For those of you who read the post I am commenting on, or similar posts, and are tempted to think "Wow, REST is stupid and GraphQL is a panacea!" do yourself a favor and read these articles which provide a more balanced view of REST vs. GraphQL:
We here at moesif, an API analytics company, are seeing a sharp uptake of GraphQL APIs.
Although, right tool for the right job still applies. GraphQL works better in some situations, RESTful works better in others.
Good one Leonardo Maldonado, Waiting for next tutorial.
It is safe to use GraphQL for internal use cases, like your internal apps or parts of a bigger picture. You expose your data only to “trusted” developers. But to expose your critical data and DB schemes outside can be dangerous, ideas can be easily stolen.
That's a good article! Well, like any other technologies out there, GraphQL has downsides too. At-least from what I've experienced while building one.
Now, time for perspectives.
From the Frontend developer standpoint: I love GraphQL as a Frontend Developer. There's nothing like it, Period. So far with every frontend dev I've interacted with, either loves GraphQL or isn't aware of it. There is no in between. Why? First, underfetching irritates client developers. And, when the backend dev asks them to make one more API call to get the required data/state, they almost curse that backend dev. Second, API docs. We all have been there.
From the Backend developer standpoint: The amount of bloatware that it ends up in the Controller layer is just ridiculous. If you use NodeJS(JS) + MongoDB, you wouldn't feel much (loosely typed + json) but if you use strictly-typed languages like Java, it would be an ocean of bloated classes. And upon that, if you use MySQL database, god save you. You'd have to follow any of the GraphQL design pattern and stick to it carefully.
Introducing either Access Management or showing fields based on Persona forces us to do a redefine things in Controller layer. The access definitions which you build in the business logic layer will have to be replicated in the form of Fragments in GraphQL. It can be done but..
In the verge of writing a generic code to provide hassle-free endpoints, we end-up compromising particular API based DB/Cache Query optimisations. Particularly in SQL-based DBs, The indication for invoking a procedure/view over a generalised Prepared Query statement is blurred out, again, unless you follow the design.
From the REST Performance standpoint, HTTP/3 - Quic is coming up. Network bandwidth allocation from the Browser Client to a target happens only once even though you make 10s of request to the same target. So it removes a greater amount of overhead.

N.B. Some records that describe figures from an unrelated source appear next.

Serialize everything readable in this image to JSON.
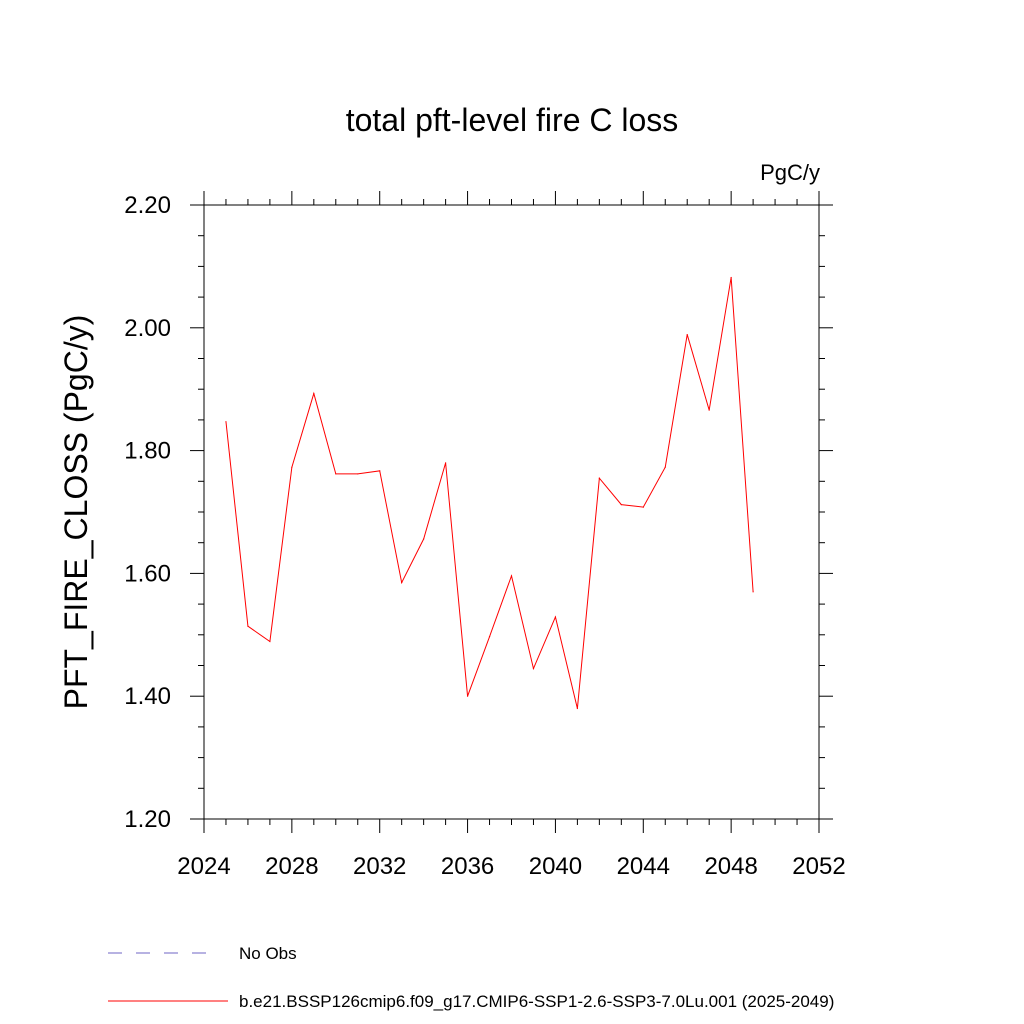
{
  "chart_data": {
    "type": "line",
    "title": "total pft-level fire C loss",
    "units": "PgC/y",
    "ylabel": "PFT_FIRE_CLOSS  (PgC/y)",
    "xlabel": "",
    "xlim": [
      2024,
      2052
    ],
    "ylim": [
      1.2,
      2.2
    ],
    "x_major_ticks": [
      2024,
      2028,
      2032,
      2036,
      2040,
      2044,
      2048,
      2052
    ],
    "x_tick_labels": [
      "2024",
      "2028",
      "2032",
      "2036",
      "2040",
      "2044",
      "2048",
      "2052"
    ],
    "y_major_ticks": [
      1.2,
      1.4,
      1.6,
      1.8,
      2.0,
      2.2
    ],
    "y_tick_labels": [
      "1.20",
      "1.40",
      "1.60",
      "1.80",
      "2.00",
      "2.20"
    ],
    "grid": false,
    "series": [
      {
        "name": "b.e21.BSSP126cmip6.f09_g17.CMIP6-SSP1-2.6-SSP3-7.0Lu.001 (2025-2049)",
        "color": "#ff0000",
        "x": [
          2025,
          2026,
          2027,
          2028,
          2029,
          2030,
          2031,
          2032,
          2033,
          2034,
          2035,
          2036,
          2037,
          2038,
          2039,
          2040,
          2041,
          2042,
          2043,
          2044,
          2045,
          2046,
          2047,
          2048,
          2049
        ],
        "values": [
          1.847,
          1.514,
          1.489,
          1.773,
          1.893,
          1.762,
          1.762,
          1.767,
          1.585,
          1.656,
          1.78,
          1.4,
          1.497,
          1.596,
          1.445,
          1.529,
          1.38,
          1.755,
          1.712,
          1.708,
          1.773,
          1.989,
          1.866,
          2.082,
          1.57
        ]
      }
    ],
    "legend": [
      {
        "label": "No Obs",
        "style": "dashed",
        "color": "#6f66c4"
      },
      {
        "label": "b.e21.BSSP126cmip6.f09_g17.CMIP6-SSP1-2.6-SSP3-7.0Lu.001 (2025-2049)",
        "style": "solid",
        "color": "#ff0000"
      }
    ],
    "legend_position": "bottom-left"
  }
}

Let's suppose, GraphQL comes up with provisions for all the above scenarios, yet we might find it difficult for Enterprises adopting GraphQL as their primary backend API interface. And Why is that? because the innovation in the Web ecosystem is very rapid. That's not the problem. It's the deprecation of the same innovation happens very rapid too -- And Backend ecosystem is not used to this because it prefers stability even its legacy. That's probably one of the reasons why Java is still active in the market.
And if you say Facebook or Github uses it -- they needed an easy interface for their developer API integrations. Infact, Github mentions it in one of their posts. All the other adopters so far, use it for the same purpose. Ease of Integration.
I can go on like this but its not that I want to bi*ch about GraphQL or I'm taking support for REST over GraphQL. The point I'm trying to make is -- GraphQL is a really solid concept and it overcomes the problems that exist in REST by costing to something else, probably because its in an infant stage. Too many REST endpoints aren't manageable either. I hope it evolves to a greater extent so that it blurs out a markup between Web client and backend API layer.
Please correct me in case I've pointed out something wrong, I'd be happy to discuss. Cheers!
Alejandro Arévalo Sánchez
Nice article, well explained, waiting for the next.